As mulheres daquela época ou eram retratadas como coadjuvantes ou afastadas do ponto de vista institucional e da política, pois não podiam votar, ser eleitas e nem se candidatar. “Mas isso não quer dizer que não tivessem uma atuação importante na sociedade e na cultura. Ou que estivessem distantes de toda a participação. Documentos de época mostram exatamente o contrário”, conta a pesquisadora. “Encontramos donas dos seus próprios negócios, mulheres que substituíam os maridos e os filhos à frente de fazendas, de engenhos e que tiveram atuação muito ativa”. Fora essas mulheres mais enriquecidas, também mulheres escravizadas, libertas ou livres, que atuavam na produção do dia a dia, faziam pão para vender nas ruas das grandes cidades, limpavam as casas ou atuavam na lavoura.

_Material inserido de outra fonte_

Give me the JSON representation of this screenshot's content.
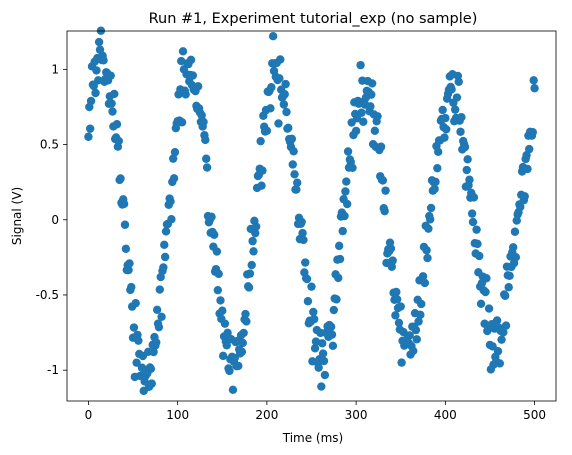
{
  "chart_data": {
    "type": "scatter",
    "title": "Run #1, Experiment tutorial_exp (no sample)",
    "xlabel": "Time (ms)",
    "ylabel": "Signal (V)",
    "xlim": [
      -24,
      524
    ],
    "ylim": [
      -1.205,
      1.255
    ],
    "xticks": [
      0,
      100,
      200,
      300,
      400,
      500
    ],
    "xtick_labels": [
      "0",
      "100",
      "200",
      "300",
      "400",
      "500"
    ],
    "yticks": [
      -1,
      -0.5,
      0,
      0.5,
      1
    ],
    "ytick_labels": [
      "-1",
      "-0.5",
      "0",
      "0.5",
      "1"
    ],
    "grid": false,
    "marker_color": "#1f77b4",
    "series": [
      {
        "model": "damped sine with noise (points estimated from image)",
        "x_start": 0,
        "x_end": 500,
        "n_points": 501,
        "amplitude": 1.08,
        "decay_per_ms": 0.00071,
        "period_ms": 98,
        "phase_rad": 0.57,
        "noise_sd": 0.1,
        "seed": 7
      }
    ]
  }
}
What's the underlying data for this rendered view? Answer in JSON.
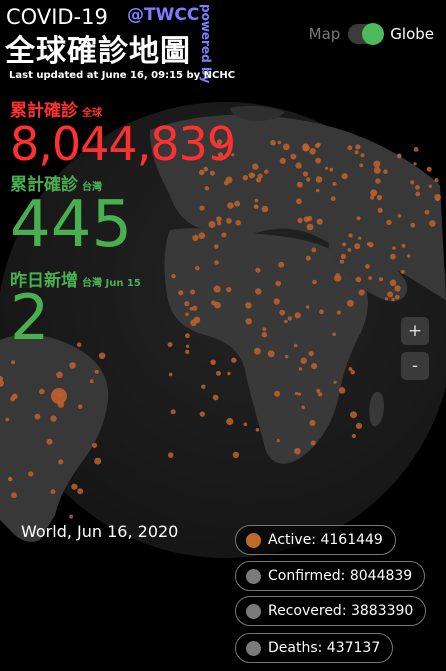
{
  "header": {
    "title": "COVID-19",
    "handle": "@TWCC",
    "powered_by": "powered by",
    "zh_title": "全球確診地圖",
    "last_updated": "Last updated at June 16, 09:15 by NCHC"
  },
  "view_toggle": {
    "map_label": "Map",
    "globe_label": "Globe",
    "selected": "Globe"
  },
  "stats": {
    "world": {
      "label": "累計確診",
      "scope": "全球",
      "value": "8,044,839",
      "color": "#ff3030"
    },
    "taiwan": {
      "label": "累計確診",
      "scope": "台灣",
      "value": "445",
      "color": "#49b04f"
    },
    "daily": {
      "label": "昨日新增",
      "scope": "台灣 Jun 15",
      "value": "2",
      "color": "#49b04f"
    }
  },
  "zoom": {
    "in_label": "+",
    "out_label": "-"
  },
  "selection": {
    "date_label": "World, Jun 16, 2020"
  },
  "legend": [
    {
      "label": "Active: 4161449",
      "dot_color": "#c06a2a"
    },
    {
      "label": "Confirmed: 8044839",
      "dot_color": "#7a7a7a"
    },
    {
      "label": "Recovered: 3883390",
      "dot_color": "#7a7a7a"
    },
    {
      "label": "Deaths: 437137",
      "dot_color": "#7a7a7a"
    }
  ],
  "colors": {
    "case_dot": "#c0622a",
    "land": "#3a3a3a",
    "ocean": "#1e1e1e"
  }
}
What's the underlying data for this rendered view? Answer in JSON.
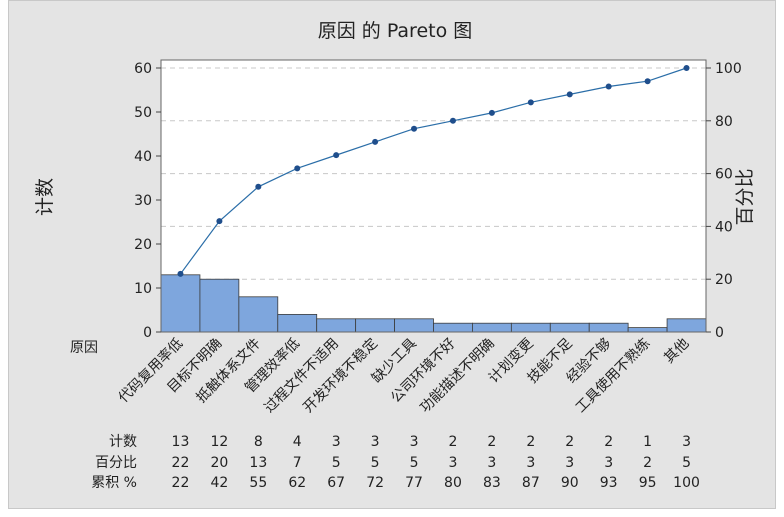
{
  "chart_data": {
    "type": "pareto",
    "title": "原因 的 Pareto 图",
    "ylabel_left": "计数",
    "ylabel_right": "百分比",
    "xlabel": "原因",
    "ylim_left": [
      0,
      60
    ],
    "ylim_right": [
      0,
      100
    ],
    "yticks_left": [
      0,
      10,
      20,
      30,
      40,
      50,
      60
    ],
    "yticks_right": [
      0,
      20,
      40,
      60,
      80,
      100
    ],
    "categories": [
      "代码复用率低",
      "目标不明确",
      "抵触体系文件",
      "管理效率低",
      "过程文件不适用",
      "开发环境不稳定",
      "缺少工具",
      "公司环境不好",
      "功能描述不明确",
      "计划变更",
      "技能不足",
      "经验不够",
      "工具使用不熟练",
      "其他"
    ],
    "counts": [
      13,
      12,
      8,
      4,
      3,
      3,
      3,
      2,
      2,
      2,
      2,
      2,
      1,
      3
    ],
    "percents": [
      22,
      20,
      13,
      7,
      5,
      5,
      5,
      3,
      3,
      3,
      3,
      3,
      2,
      5
    ],
    "cumulative": [
      22,
      42,
      55,
      62,
      67,
      72,
      77,
      80,
      83,
      87,
      90,
      93,
      95,
      100
    ],
    "table_labels": {
      "count": "计数",
      "percent": "百分比",
      "cumulative": "累积 %"
    },
    "grid": "horizontal dashed",
    "colors": {
      "bar": "#7ea6dd",
      "bar_edge": "#3c3c3c",
      "line": "#2b6ea8",
      "marker": "#1f4e8c",
      "frame": "#e4e4e4",
      "plot": "#ffffff"
    }
  }
}
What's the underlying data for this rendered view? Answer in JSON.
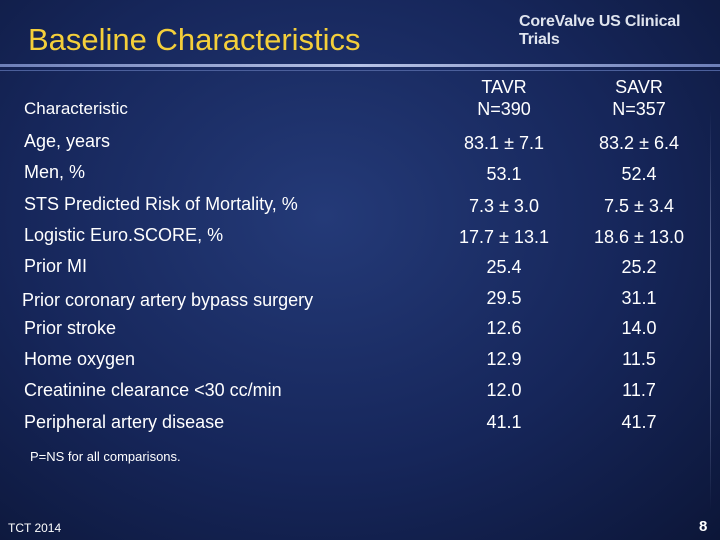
{
  "slide": {
    "title": "Baseline Characteristics",
    "brand": "CoreValve US Clinical Trials",
    "footnote": "P=NS for all comparisons.",
    "footer": "TCT 2014",
    "page_number": "8",
    "colors": {
      "title": "#f4cf3a",
      "background": "#1a2b63"
    }
  },
  "table": {
    "header": {
      "characteristic": "Characteristic",
      "tavr_line1": "TAVR",
      "tavr_line2": "N=390",
      "savr_line1": "SAVR",
      "savr_line2": "N=357"
    },
    "rows": [
      {
        "label": "Age, years",
        "tavr": "83.1 ± 7.1",
        "savr": "83.2 ± 6.4"
      },
      {
        "label": "Men, %",
        "tavr": "53.1",
        "savr": "52.4"
      },
      {
        "label": "STS Predicted Risk of Mortality, %",
        "tavr": "7.3 ± 3.0",
        "savr": "7.5 ± 3.4"
      },
      {
        "label": "Logistic Euro.SCORE, %",
        "tavr": "17.7 ± 13.1",
        "savr": "18.6 ± 13.0"
      },
      {
        "label": "Prior MI",
        "tavr": "25.4",
        "savr": "25.2"
      },
      {
        "label": "Prior coronary artery bypass surgery",
        "tavr": "29.5",
        "savr": "31.1"
      },
      {
        "label": "Prior stroke",
        "tavr": "12.6",
        "savr": "14.0"
      },
      {
        "label": "Home oxygen",
        "tavr": "12.9",
        "savr": "11.5"
      },
      {
        "label": "Creatinine clearance <30 cc/min",
        "tavr": "12.0",
        "savr": "11.7"
      },
      {
        "label": "Peripheral artery disease",
        "tavr": "41.1",
        "savr": "41.7"
      }
    ]
  }
}
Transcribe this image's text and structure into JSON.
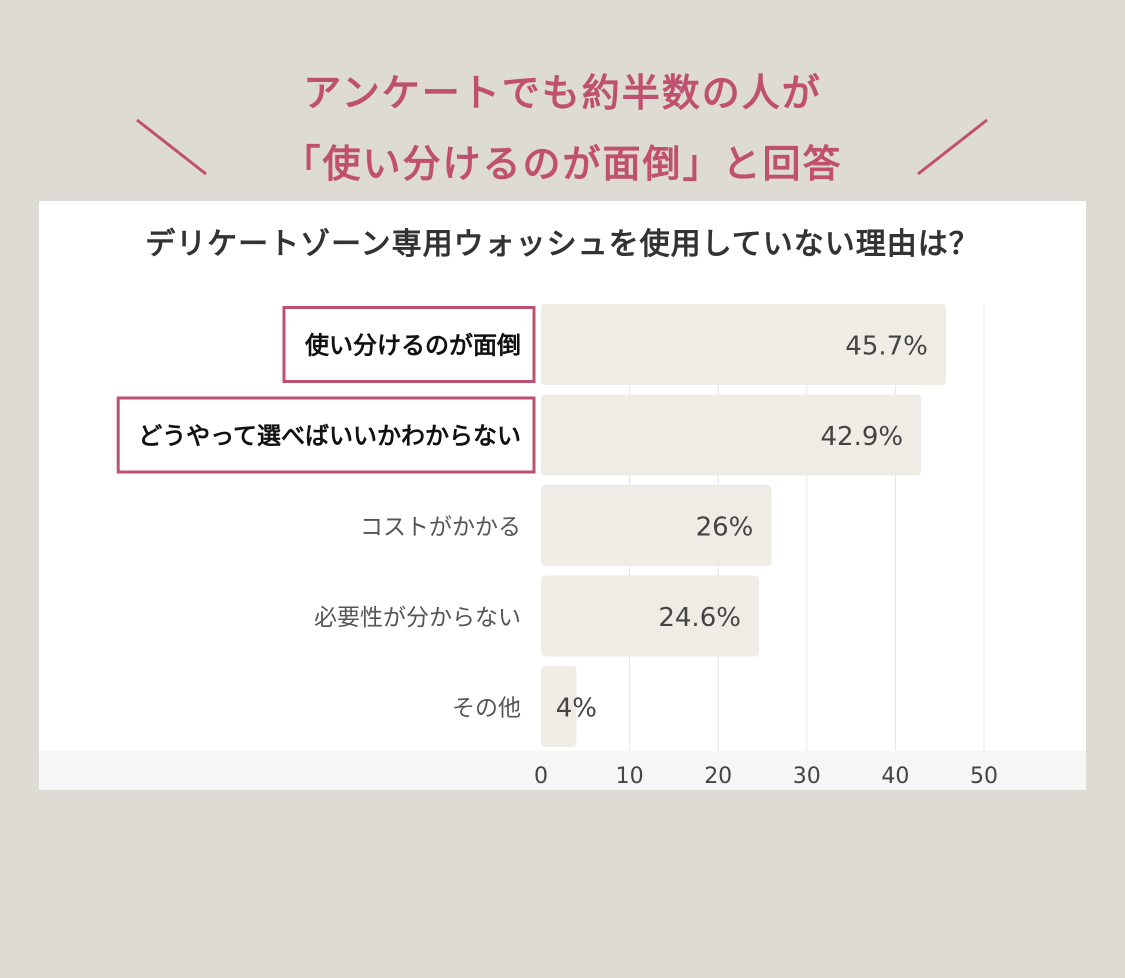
{
  "headline": {
    "line1": "アンケートでも約半数の人が",
    "line2": "「使い分けるのが面倒」と回答"
  },
  "colors": {
    "accent": "#c0506f",
    "background": "#dedbd4",
    "bar": "#efece6",
    "text": "#333333"
  },
  "chart_data": {
    "type": "bar",
    "orientation": "horizontal",
    "title": "デリケートゾーン専用ウォッシュを使用していない理由は？",
    "categories": [
      "使い分けるのが面倒",
      "どうやって選べばいいかわからない",
      "コストがかかる",
      "必要性が分からない",
      "その他"
    ],
    "values": [
      45.7,
      42.9,
      26,
      24.6,
      4
    ],
    "value_labels": [
      "45.7%",
      "42.9%",
      "26%",
      "24.6%",
      "4%"
    ],
    "highlighted": [
      true,
      true,
      false,
      false,
      false
    ],
    "xlim": [
      0,
      50
    ],
    "xticks": [
      0,
      10,
      20,
      30,
      40,
      50
    ],
    "grid": true,
    "legend": "none"
  }
}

Na época do Centenário (nos idos de 1920), as mulheres já tinham outra atuação na sociedade, além dos afazeres domésticos, por terem se tornado mão de obra nas fábricas atuando na industrialização brasileira, desde os fins do século 19. Naquele momento, nos anos de 1920, já ocupavam cargos importantes em instituições de cultura, como os institutos históricos e geográficos, que juntamente com os museus eram os grandes núcleos da produção de conhecimento no País.

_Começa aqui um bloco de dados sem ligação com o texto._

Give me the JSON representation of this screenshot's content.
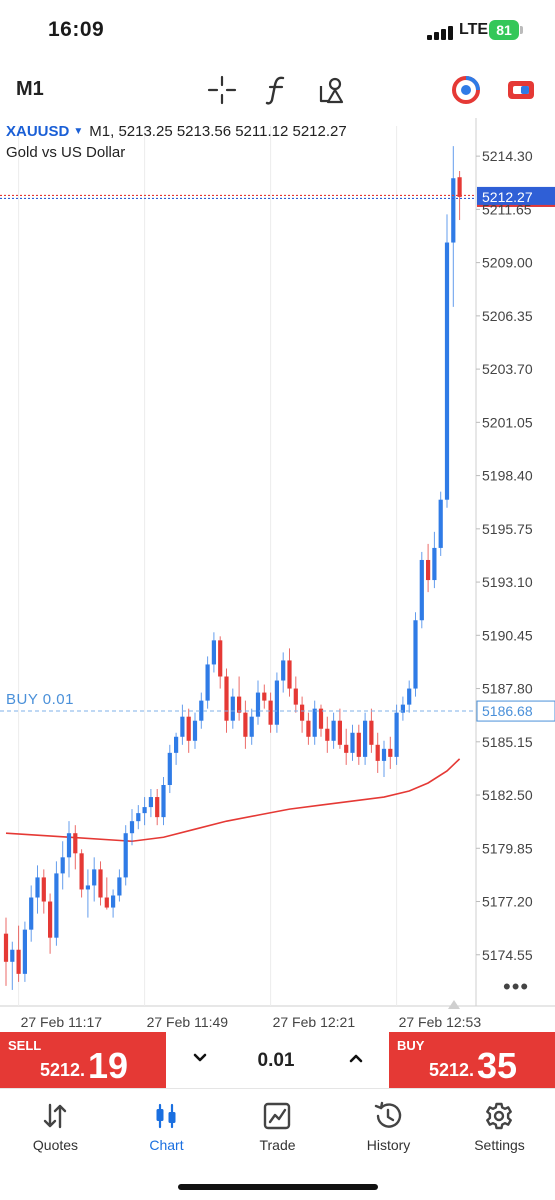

A palavra independência tinha muitos sentidos naquele período. “A gente aprendeu um único sentido. A história do Brasil é contada (nas escolas) de maneira absolutamente simplificada”, conta Cecilia. Por isso, as imagens, objetos e toda a materialidade da cultura ou a visualidade dela projetam dimensões reflexivas e não são sinônimos da realidade. “Nos dias atuais, qual a aptidão de um museu? Ele não vai contar a história da independência. Vai propor, através das exposições, indagações, reflexões e dúvidas a respeito do que o visitante está vendo ali”, propõe. São representações do mundo, da história e da cultura, além de problemas históricos.

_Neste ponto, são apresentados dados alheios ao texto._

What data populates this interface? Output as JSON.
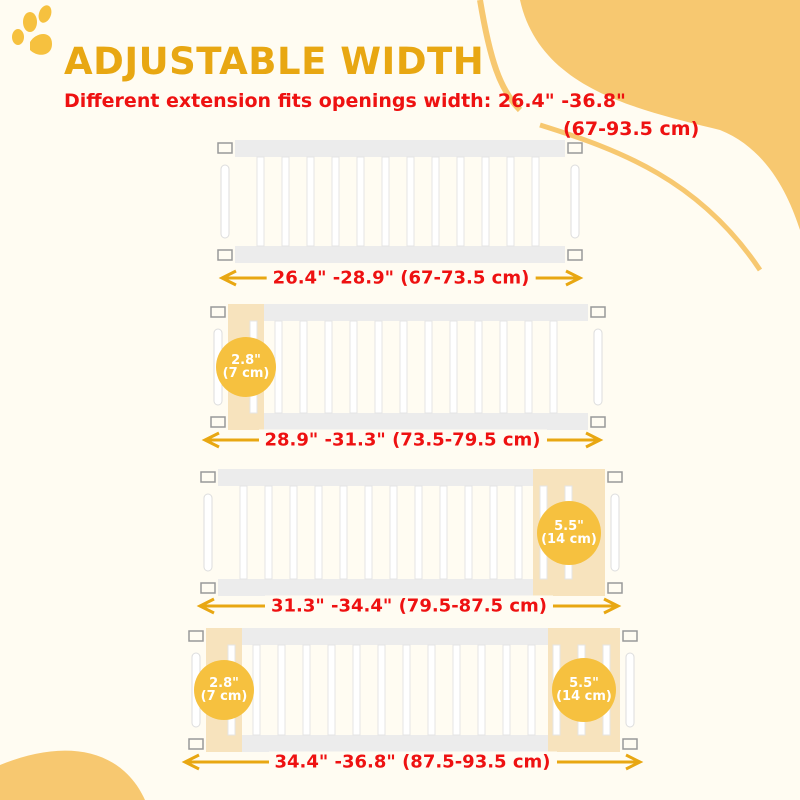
{
  "title": "ADJUSTABLE WIDTH",
  "subtitle_line1": "Different extension fits openings width: 26.4\" -36.8\"",
  "subtitle_line2": "(67-93.5 cm)",
  "icons": {
    "logo": "paw-print-icon"
  },
  "colors": {
    "accent": "#e8a712",
    "text_red": "#ee1111",
    "blob": "#f7c870",
    "badge": "#f6c13f",
    "extension": "#f7e3bd"
  },
  "gates": [
    {
      "range_label": "26.4\" -28.9\" (67-73.5 cm)",
      "extensions": []
    },
    {
      "range_label": "28.9\" -31.3\" (73.5-79.5 cm)",
      "extensions": [
        {
          "side": "left",
          "size_in": "2.8\"",
          "size_cm": "(7 cm)"
        }
      ]
    },
    {
      "range_label": "31.3\" -34.4\" (79.5-87.5 cm)",
      "extensions": [
        {
          "side": "right",
          "size_in": "5.5\"",
          "size_cm": "(14 cm)"
        }
      ]
    },
    {
      "range_label": "34.4\" -36.8\" (87.5-93.5 cm)",
      "extensions": [
        {
          "side": "left",
          "size_in": "2.8\"",
          "size_cm": "(7 cm)"
        },
        {
          "side": "right",
          "size_in": "5.5\"",
          "size_cm": "(14 cm)"
        }
      ]
    }
  ]
}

“Os atuais historiadores questionam aquilo que está lá e procuram mostrar outras possibilidades de interpretação. Importante perguntar: como aquela tela foi produzida? Aquilo é uma obra ficcional apresentada como se fosse realidade histórica. O que se quer contar com isso? Certamente, não é a história do Brasil.”
Novo museu
O novo plano museológico norteou a criação de 12 novas exposições (11 de longa duração e uma mostra temporária), contemplando cerca de 3.058 itens do próprio museu, 509 itens de outras coleções e 76 reproduções e fac-símiles vindas de outras instituições brasileiras, especialmente do Rio de Janeiro e da Bahia.
A maior parte dos objetos data dos séculos 19 e 20, mas há itens mais antigos, dos tempos do Brasil colonial. São pinturas, esculturas, moedas, documentos textuais, fotografias, objetos em tecido e madeira, conservados e preparados para fazer parte do novo projeto expográfico. O quadro mais conhecido do acervo, a icônica tela “Independência ou Morte”, de Pedro Américo, foi um dos primeiros trabalhos a serem restaurados, ainda em 2019, e estará em exibição no Salão Nobre. No total, o museu dispõe de 450 mil itens e documentos.
As mostras de longa duração são divididas em dois eixos temáticos: para entender a sociedade e para entender o museu. A exposição de curta duração, denominada Memórias da Independência, estará aberta por quatro meses a partir do dia 7 deste mês, quando o museu também abre suas portas.